更讓葉婧感到惡心和憤怒的是,一些八卦小報和自媒體,開始將矛頭指向她的個人生活。捕風捉影地編排她與某些商界人士的“緋聞”,含沙射影地暗示其財富來源“不明”,甚至開始炒作她與方佳這對曾經閨蜜“反目成仇”的“內幕”,將一場嚴肅的商業戰爭,扭曲成充滿狗血和獵奇色彩的“豪門恩怨”。這些低劣的輿論攻擊,雖然對資本市場直接影響有限,但卻在瘋狂地消耗著葉婧所剩無幾的個人聲譽和心理承受能力,也讓她在應對真正的商業危機時,不得不分心處理這些令人作嘔的噪音。
身體的警報與決策的僵局
長時間的極度壓力、睡眠匱乏、高強度工作,以及幾乎沒怎么進食,讓葉婧的身體終于發出了警報。

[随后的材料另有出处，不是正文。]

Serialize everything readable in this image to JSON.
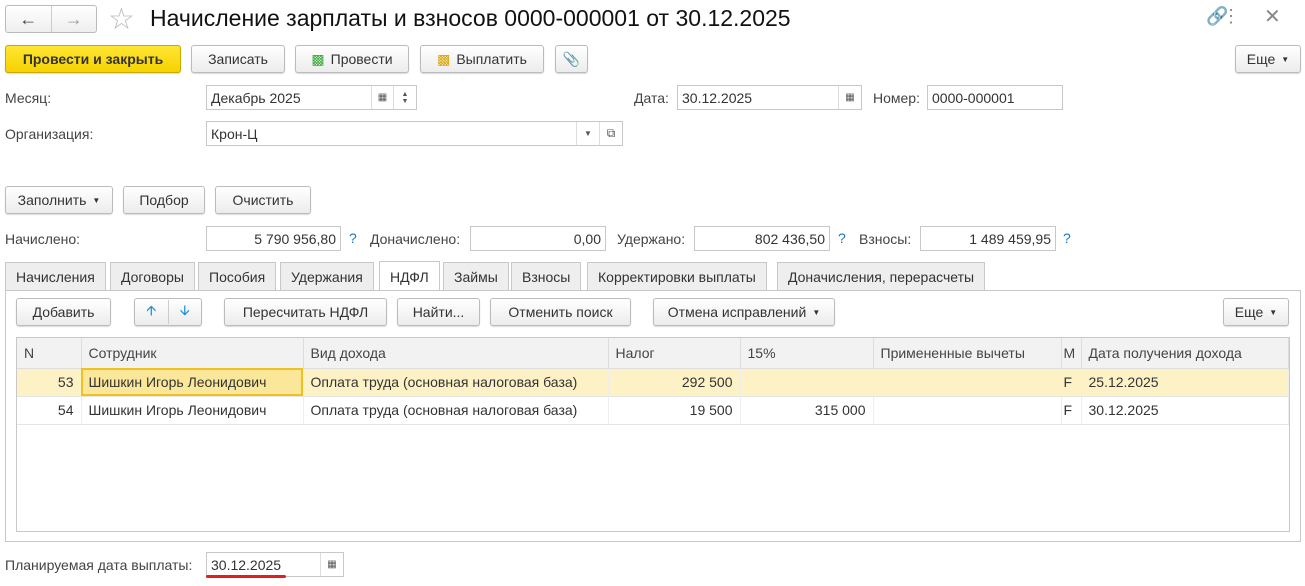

從下午開始,她就感到一陣陣心悸和頭暈,視線偶爾會出現短暫的模糊,胃部也因過量咖啡和尼古丁的刺激而隱隱作痛。她強撐著沒有表現出來,但蒼白如紙的臉色和額角滲出的細密冷汗,瞞不過王助理擔憂的眼睛。王助理幾次委婉地勸她休息片刻,哪怕只是小憩半小時,都被葉婧用冰冷的眼神和更繁重的工作指令擋了回去。